Today I am reading an article: Eigenvalues and sums of Hermitian matrices there is an exercise copy from that article:
Exercise 1 Suppose that the eigenvalues $\lambda_1(A)>\cdots>\lambda_n(A)$ of an $n\times n$ Hermitian matrix are distinct. Show that the associated eigenbasis $u_1(A),\cdots,u_n(A)$ is unique up to rotating each individual eigenvector $u_j(A)$ by a complex phase $e^{i\theta_j}$. In particular, the spectral projections $P_j(A):=u_j(A)^*u_j(A)$ are unique. what happens when there is eigenvalue multiplicity?
Assume $A$ is the matrix of self-adjoint operator $\mathcal{A}$ under some property basis of $V_{\Bbb{C}}$.
I don't know why eigenbasis $u_1(A),\cdots,u_n(A)$ is unique up to rotating.
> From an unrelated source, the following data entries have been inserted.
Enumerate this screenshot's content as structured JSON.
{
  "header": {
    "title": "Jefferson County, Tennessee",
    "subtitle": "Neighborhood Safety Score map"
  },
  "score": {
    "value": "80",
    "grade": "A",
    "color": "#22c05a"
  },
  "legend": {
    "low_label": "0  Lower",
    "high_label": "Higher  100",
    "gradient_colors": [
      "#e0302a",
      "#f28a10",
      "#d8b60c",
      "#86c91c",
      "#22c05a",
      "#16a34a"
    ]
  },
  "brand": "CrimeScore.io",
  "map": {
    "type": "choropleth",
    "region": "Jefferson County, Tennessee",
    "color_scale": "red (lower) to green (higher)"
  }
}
If we multiply a complex number $c_k \not=0$ respectively, then $c_1u_1(A),\cdots,c_nu_n(A)$ is also a basis of $V_{\Bbb{C}}$ consist of $\mathcal{A}$'s eigenvectors,under this basis, $\mathcal{A}$ correspond to a diagonal matrix consist of eigenvalues: $\text{diag}\{\lambda_1,\cdots,\lambda_n\}$. I think it is unique up to multiply a complex number $c_k$ respectively. what's wrong?